To assay the stereochemical composition of the 1,3-BDO produced by the combination of DERA and AKR, we produced 1,3-BDO using 100 mM acetaldehyde as feedstock with 50 mM formate and 1 mM NADP+ to drive the reductive phase for 24 h. The enzyme loading was same as in the optimized system. After the reaction was complete, enzymes were removed by passage through a 3 KDa cut-off membrane (Amicon Ultra-15 3KDa). The flow-through was collected and 1,3-BDO concentration measured to be 31 mM using the GC-FID as described above. We then measured the rate of AKR oxidation of the product back to 3-HBal by adding 0.18 mg/mL AKR and 5 mM NADP+, monitoring NADPH production by absorbance at 340 nm. The rate was compared to the rate obtained for a series of standards with known stereochemical mixtures.at the same 1,3-BDO concentration as the product (31 mM).

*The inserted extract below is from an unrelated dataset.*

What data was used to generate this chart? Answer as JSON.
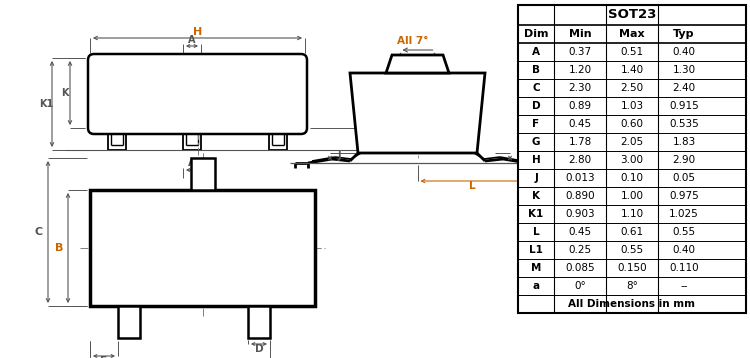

ADH and AKR kinetic parameters

Michaelis–Menten kinetic parameters were obtained using 1% ethanol for ADH or 1% (R,S) 1,3-BDO for AKR. We used 0 to 2.5 mM NAD+ or NADP+ for ADH and 0 to 5 mM cofactors for AKR. Initial rates of reactions were recorded at room temperature in General Buffer by measuring absorbance at 340 nm spectroscopy. Rate-concentration curves were fit to a Michaelis–Menten kinetic model to obtain kinetic parameters.